Anche il THC, principale ingrediente psicoattivo della cannabis, ha dimostrato di poter aumentare l'appetito e l'assunzione di cibo. Sorprendentemente però, gli utilizzatori cronici di cannabis che consumano ceppi ricchi di THC hanno mostrato indici inferiori di massa corporea (BMI) rispetto ai non utilizzatori.

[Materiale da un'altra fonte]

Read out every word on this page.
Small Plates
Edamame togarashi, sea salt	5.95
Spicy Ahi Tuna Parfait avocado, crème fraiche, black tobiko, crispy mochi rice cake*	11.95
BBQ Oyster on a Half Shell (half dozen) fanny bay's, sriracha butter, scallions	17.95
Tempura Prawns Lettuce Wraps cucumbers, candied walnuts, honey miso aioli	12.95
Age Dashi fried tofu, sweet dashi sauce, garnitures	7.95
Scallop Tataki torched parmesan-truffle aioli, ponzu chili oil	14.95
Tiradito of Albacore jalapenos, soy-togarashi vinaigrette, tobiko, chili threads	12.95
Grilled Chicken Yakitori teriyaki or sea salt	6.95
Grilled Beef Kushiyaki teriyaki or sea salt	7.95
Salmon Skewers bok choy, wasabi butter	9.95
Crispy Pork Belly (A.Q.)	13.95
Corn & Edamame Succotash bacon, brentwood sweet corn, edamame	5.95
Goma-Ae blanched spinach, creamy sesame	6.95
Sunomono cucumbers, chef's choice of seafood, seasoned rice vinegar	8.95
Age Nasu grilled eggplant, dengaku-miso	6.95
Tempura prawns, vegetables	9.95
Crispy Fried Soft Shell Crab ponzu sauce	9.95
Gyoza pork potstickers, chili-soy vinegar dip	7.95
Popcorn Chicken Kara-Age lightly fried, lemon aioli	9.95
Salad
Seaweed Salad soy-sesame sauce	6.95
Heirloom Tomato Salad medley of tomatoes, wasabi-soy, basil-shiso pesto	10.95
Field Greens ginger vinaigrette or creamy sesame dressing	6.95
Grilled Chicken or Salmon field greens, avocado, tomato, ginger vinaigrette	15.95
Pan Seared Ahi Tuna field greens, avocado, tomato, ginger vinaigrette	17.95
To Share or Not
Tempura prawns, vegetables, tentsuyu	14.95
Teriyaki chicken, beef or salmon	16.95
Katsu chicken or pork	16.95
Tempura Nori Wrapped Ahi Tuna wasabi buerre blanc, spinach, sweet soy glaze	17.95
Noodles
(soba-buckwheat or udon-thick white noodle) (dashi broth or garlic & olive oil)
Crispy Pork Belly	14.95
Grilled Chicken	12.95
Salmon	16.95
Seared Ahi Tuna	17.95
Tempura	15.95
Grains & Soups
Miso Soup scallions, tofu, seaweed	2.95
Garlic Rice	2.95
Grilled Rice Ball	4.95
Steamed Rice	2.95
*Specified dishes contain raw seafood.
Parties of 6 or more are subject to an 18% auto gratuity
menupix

CBD E METABOLISMO: UNA NUOVA FRONTIERA

In questo articolo abbiamo cercato di esplorare almeno alcuni dei modi con i quali il CBD e altri cannabinoidi (come CBN e THC) influenzano il metabolismo umano.

Tuttavia, è essenziale riconoscere che la nostra comprensione dei cannabinoidi, del sistema endocannabinoide e del loro effetto sul metabolismo è soltanto agli inizi.

Anche se esistono molti studi finalmente dedicati a questo settore, è necessaria maggiore ricerca per comprendere appieno come i cannabinoidi possono influenzare il nostro metabolismo.